Was den neuen Lebensabschnitt betrifft, bin ich schon jetzt auf dem Weg, zu kurz Gekommenes nachzuholen und in Erinnerung an ausgesprochen glückliche Kindheitstage mehr Zeit zu gewinnen für die Großfamilie - zurzeit besonders Klein-Anton -, Freunde, Musizieren und vieles mehr. Dem Freundeskreis Abtei Brauweiler bleibe ich ohnehin noch eine Weile erhalten. Ich muss also nicht völlig loslassen.
Am meisten freue ich mich aber darauf, den Lebensrhythmus, die Tagestaktung überwiegend selbst steuern zu können. Sie sehen also einen vergnügten Privatier, der sich alles in allem für einen zugleich spannenden wie entspannten Endspurt entschieden hat.
Gerne und ebenfalls vielen Dank! Das Interview hat Freude gemacht, eine schöne Gelegenheit, die mich ebenso überrascht hat wie schon die zugeeignete kleine Festschrift vom Duisburger Archivtag und die unlängst für mich so kreativ gestaltete - notgedrungen hybride – Abschiedsfeier.
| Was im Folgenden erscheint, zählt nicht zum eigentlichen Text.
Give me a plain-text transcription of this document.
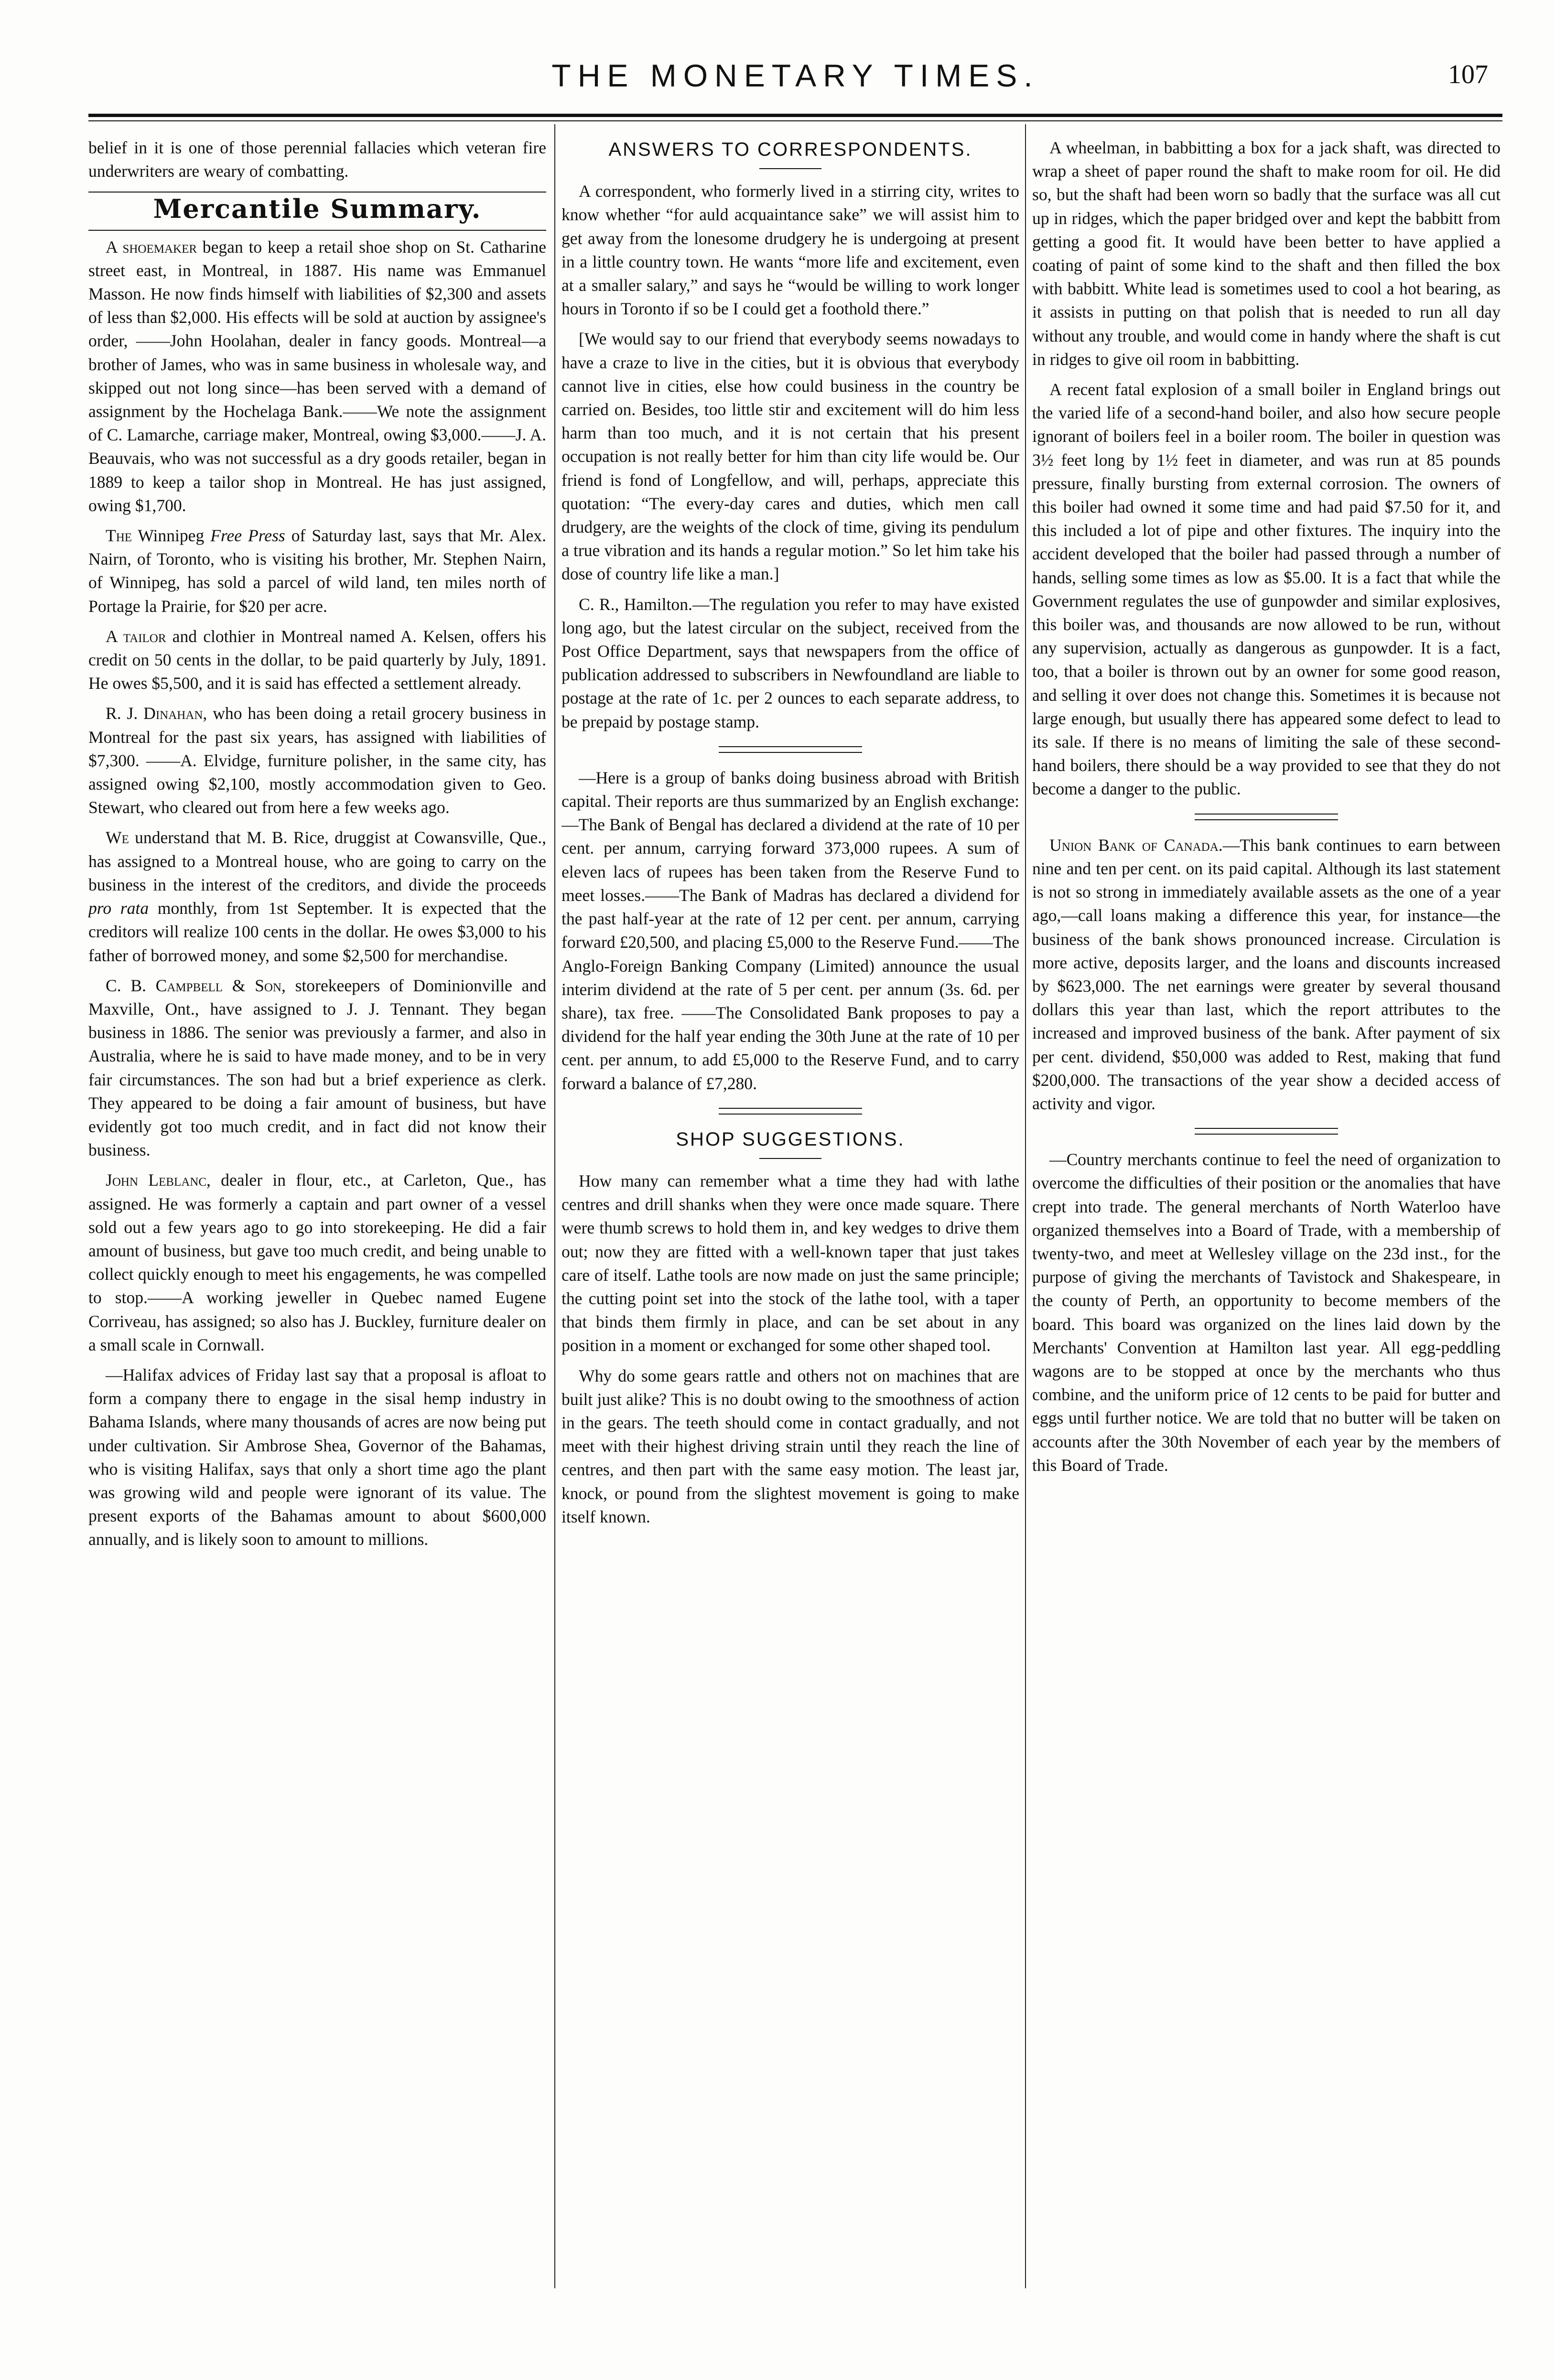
THE MONETARY TIMES.	107

belief in it is one of those perennial fallacies which veteran fire underwriters are weary of combatting.

Mercantile Summary.

A shoemaker began to keep a retail shoe shop on St. Catharine street east, in Montreal, in 1887. His name was Emmanuel Masson. He now finds himself with liabilities of $2,300 and assets of less than $2,000. His effects will be sold at auction by assignee's order, ——John Hoolahan, dealer in fancy goods. Montreal—a brother of James, who was in same business in wholesale way, and skipped out not long since—has been served with a demand of assignment by the Hochelaga Bank.——We note the assignment of C. Lamarche, carriage maker, Montreal, owing $3,000.——J. A. Beauvais, who was not successful as a dry goods retailer, began in 1889 to keep a tailor shop in Montreal. He has just assigned, owing $1,700.

The Winnipeg Free Press of Saturday last, says that Mr. Alex. Nairn, of Toronto, who is visiting his brother, Mr. Stephen Nairn, of Winnipeg, has sold a parcel of wild land, ten miles north of Portage la Prairie, for $20 per acre.

A tailor and clothier in Montreal named A. Kelsen, offers his credit on 50 cents in the dollar, to be paid quarterly by July, 1891. He owes $5,500, and it is said has effected a settlement already.

R. J. Dinahan, who has been doing a retail grocery business in Montreal for the past six years, has assigned with liabilities of $7,300. ——A. Elvidge, furniture polisher, in the same city, has assigned owing $2,100, mostly accommodation given to Geo. Stewart, who cleared out from here a few weeks ago.

We understand that M. B. Rice, druggist at Cowansville, Que., has assigned to a Montreal house, who are going to carry on the business in the interest of the creditors, and divide the proceeds pro rata monthly, from 1st September. It is expected that the creditors will realize 100 cents in the dollar. He owes $3,000 to his father of borrowed money, and some $2,500 for merchandise.

C. B. Campbell & Son, storekeepers of Dominionville and Maxville, Ont., have assigned to J. J. Tennant. They began business in 1886. The senior was previously a farmer, and also in Australia, where he is said to have made money, and to be in very fair circumstances. The son had but a brief experience as clerk. They appeared to be doing a fair amount of business, but have evidently got too much credit, and in fact did not know their business.

John Leblanc, dealer in flour, etc., at Carleton, Que., has assigned. He was formerly a captain and part owner of a vessel sold out a few years ago to go into storekeeping. He did a fair amount of business, but gave too much credit, and being unable to collect quickly enough to meet his engagements, he was compelled to stop.——A working jeweller in Quebec named Eugene Corriveau, has assigned; so also has J. Buckley, furniture dealer on a small scale in Cornwall.

—Halifax advices of Friday last say that a proposal is afloat to form a company there to engage in the sisal hemp industry in Bahama Islands, where many thousands of acres are now being put under cultivation. Sir Ambrose Shea, Governor of the Bahamas, who is visiting Halifax, says that only a short time ago the plant was growing wild and people were ignorant of its value. The present exports of the Bahamas amount to about $600,000 annually, and is likely soon to amount to millions.

ANSWERS TO CORRESPONDENTS.

A correspondent, who formerly lived in a stirring city, writes to know whether “for auld acquaintance sake” we will assist him to get away from the lonesome drudgery he is undergoing at present in a little country town. He wants “more life and excitement, even at a smaller salary,” and says he “would be willing to work longer hours in Toronto if so be I could get a foothold there.”

[We would say to our friend that everybody seems nowadays to have a craze to live in the cities, but it is obvious that everybody cannot live in cities, else how could business in the country be carried on. Besides, too little stir and excitement will do him less harm than too much, and it is not certain that his present occupation is not really better for him than city life would be. Our friend is fond of Longfellow, and will, perhaps, appreciate this quotation: “The every-day cares and duties, which men call drudgery, are the weights of the clock of time, giving its pendulum a true vibration and its hands a regular motion.” So let him take his dose of country life like a man.]

C. R., Hamilton.—The regulation you refer to may have existed long ago, but the latest circular on the subject, received from the Post Office Department, says that newspapers from the office of publication addressed to subscribers in Newfoundland are liable to postage at the rate of 1c. per 2 ounces to each separate address, to be prepaid by postage stamp.

—Here is a group of banks doing business abroad with British capital. Their reports are thus summarized by an English exchange: —The Bank of Bengal has declared a dividend at the rate of 10 per cent. per annum, carrying forward 373,000 rupees. A sum of eleven lacs of rupees has been taken from the Reserve Fund to meet losses.——The Bank of Madras has declared a dividend for the past half-year at the rate of 12 per cent. per annum, carrying forward £20,500, and placing £5,000 to the Reserve Fund.——The Anglo-Foreign Banking Company (Limited) announce the usual interim dividend at the rate of 5 per cent. per annum (3s. 6d. per share), tax free. ——The Consolidated Bank proposes to pay a dividend for the half year ending the 30th June at the rate of 10 per cent. per annum, to add £5,000 to the Reserve Fund, and to carry forward a balance of £7,280.

SHOP SUGGESTIONS.

How many can remember what a time they had with lathe centres and drill shanks when they were once made square. There were thumb screws to hold them in, and key wedges to drive them out; now they are fitted with a well-known taper that just takes care of itself. Lathe tools are now made on just the same principle; the cutting point set into the stock of the lathe tool, with a taper that binds them firmly in place, and can be set about in any position in a moment or exchanged for some other shaped tool.

Why do some gears rattle and others not on machines that are built just alike? This is no doubt owing to the smoothness of action in the gears. The teeth should come in contact gradually, and not meet with their highest driving strain until they reach the line of centres, and then part with the same easy motion. The least jar, knock, or pound from the slightest movement is going to make itself known.

A wheelman, in babbitting a box for a jack shaft, was directed to wrap a sheet of paper round the shaft to make room for oil. He did so, but the shaft had been worn so badly that the surface was all cut up in ridges, which the paper bridged over and kept the babbitt from getting a good fit. It would have been better to have applied a coating of paint of some kind to the shaft and then filled the box with babbitt. White lead is sometimes used to cool a hot bearing, as it assists in putting on that polish that is needed to run all day without any trouble, and would come in handy where the shaft is cut in ridges to give oil room in babbitting.

A recent fatal explosion of a small boiler in England brings out the varied life of a second-hand boiler, and also how secure people ignorant of boilers feel in a boiler room. The boiler in question was 3½ feet long by 1½ feet in diameter, and was run at 85 pounds pressure, finally bursting from external corrosion. The owners of this boiler had owned it some time and had paid $7.50 for it, and this included a lot of pipe and other fixtures. The inquiry into the accident developed that the boiler had passed through a number of hands, selling some times as low as $5.00. It is a fact that while the Government regulates the use of gunpowder and similar explosives, this boiler was, and thousands are now allowed to be run, without any supervision, actually as dangerous as gunpowder. It is a fact, too, that a boiler is thrown out by an owner for some good reason, and selling it over does not change this. Sometimes it is because not large enough, but usually there has appeared some defect to lead to its sale. If there is no means of limiting the sale of these second-hand boilers, there should be a way provided to see that they do not become a danger to the public.

Union Bank of Canada.—This bank continues to earn between nine and ten per cent. on its paid capital. Although its last statement is not so strong in immediately available assets as the one of a year ago,—call loans making a difference this year, for instance—the business of the bank shows pronounced increase. Circulation is more active, deposits larger, and the loans and discounts increased by $623,000. The net earnings were greater by several thousand dollars this year than last, which the report attributes to the increased and improved business of the bank. After payment of six per cent. dividend, $50,000 was added to Rest, making that fund $200,000. The transactions of the year show a decided access of activity and vigor.

—Country merchants continue to feel the need of organization to overcome the difficulties of their position or the anomalies that have crept into trade. The general merchants of North Waterloo have organized themselves into a Board of Trade, with a membership of twenty-two, and meet at Wellesley village on the 23d inst., for the purpose of giving the merchants of Tavistock and Shakespeare, in the county of Perth, an opportunity to become members of the board. This board was organized on the lines laid down by the Merchants' Convention at Hamilton last year. All egg-peddling wagons are to be stopped at once by the merchants who thus combine, and the uniform price of 12 cents to be paid for butter and eggs until further notice. We are told that no butter will be taken on accounts after the 30th November of each year by the members of this Board of Trade.
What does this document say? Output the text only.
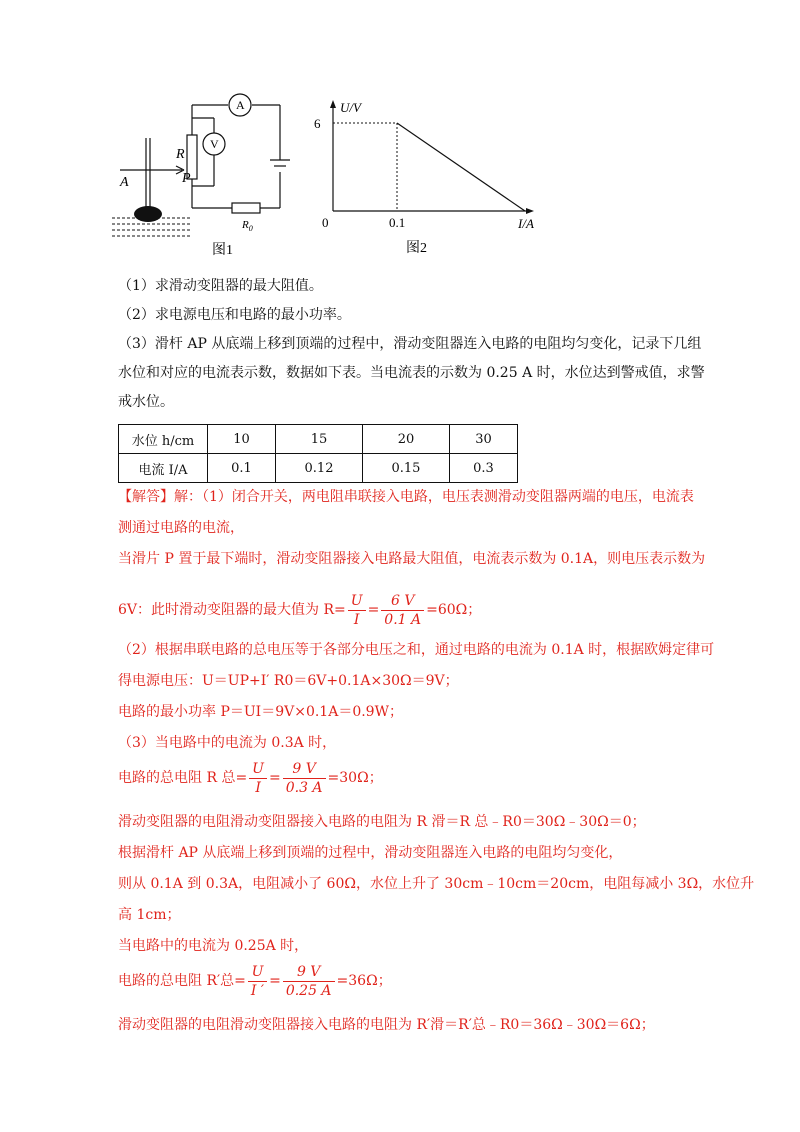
A
V
R
P
A
$R_0$
图1
U/V
I/A
0	0.1
6
图2
（1）求滑动变阻器的最大阻值。
（2）求电源电压和电路的最小功率。
（3）滑杆 AP 从底端上移到顶端的过程中，滑动变阻器连入电路的电阻均匀变化，记录下几组
水位和对应的电流表示数，数据如下表。当电流表的示数为 0.25 A 时，水位达到警戒值，求警
戒水位。
水位 h/cm	10	15	20	30
电流 I/A	0.1	0.12	0.15	0.3
【解答】解：（1）闭合开关，两电阻串联接入电路，电压表测滑动变阻器两端的电压，电流表
测通过电路的电流，
当滑片 P 置于最下端时，滑动变阻器接入电路最大阻值，电流表示数为 0.1A，则电压表示数为
6V：此时滑动变阻器的最大值为 $R= \frac{U}{I} = \frac{6 V}{0.1 A} =60\Omega$；
（2）根据串联电路的总电压等于各部分电压之和，通过电路的电流为 0.1A 时，根据欧姆定律可
得电源电压：U＝UP+I′ R0＝6V+0.1A×30Ω＝9V；
电路的最小功率 P＝UI＝9V×0.1A＝0.9W；
（3）当电路中的电流为 0.3A 时，
电路的总电阻 R 总= $\frac{U}{I} = \frac{9 V}{0.3 A} =30\Omega$；
滑动变阻器的电阻滑动变阻器接入电路的电阻为 R 滑＝R 总﹣R0＝30Ω﹣30Ω＝0；
根据滑杆 AP 从底端上移到顶端的过程中，滑动变阻器连入电路的电阻均匀变化，
则从 0.1A 到 0.3A，电阻减小了 60Ω，水位上升了 30cm﹣10cm＝20cm，电阻每减小 3Ω，水位升
高 1cm；
当电路中的电流为 0.25A 时，
电路的总电阻 R′总= $\frac{U}{I '} = \frac{9 V}{0.25 A} =36\Omega$；
滑动变阻器的电阻滑动变阻器接入电路的电阻为 R′滑＝R′总﹣R0＝36Ω﹣30Ω＝6Ω；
Noch etwas, was mir sehr am Herzen liegt und das ich jetzt noch loswerden möchte. Zunächst was sehr Persönliches: Ich sage auf diesem Wege meiner lieben Frau, aber auch den Kindern, die mich all die Jahre liebevoll begleitet haben, ohne immer genau zu wissen, was ich den lieben Tag lang so anstelle, herzlichsten Dank. Sie werden mich jetzt mehr „erleben“ als ihnen vielleicht lieb ist, und können nach der Lektüre dieses Gesprächs vielleicht manches besser einordnen. Ich selbst habe nämlich zuhause sehr wenig und selten über meinen Arbeitsalltag berichtet.
Dann ist es mir beim Abschiednehmen von einem erfüllten Berufsleben ein Herzensanliegen, noch einmal allen, wirklich allen, die mich in mehr als 30 Jahren hier in der Abtei Brauweiler und draußen in den Landen begleitet und auf unterschiedlichste Weise gestützt und unterstützt haben, herzlich Dank sagen. Das sind keineswegs nur die Fachkolleginnen und Fachkollegen innen wie draußen, sondern in der Abtei das gesamte logistische Umfeld vom Handwerk über Sekretariate, besonders ist Frau Meyer hier zu nennen, der IT-Support, die Verwaltung und all die guten Seelen, die sich liebevoll um die Aufenthaltsqualität in meinem und anderen Büroräumen, stellvertretend geht ein besonderer Dank an Frau Wagner, gekümmert haben, in einer mir ans Herz gewachsenen ehemaligen Abtei, die 2024 ihr 1000-jähriges Bestehen feiern wird. Es sind viele Menschen gewesen, die mich geprägt haben und in gewisser Weise sich auch um mein Wohl bis heute kümmern. Sie haben mich zu einem guten Teil zu dem gemacht, wie ich heute bin. Diese Erfahrung möchte ich nicht missen. Danke!!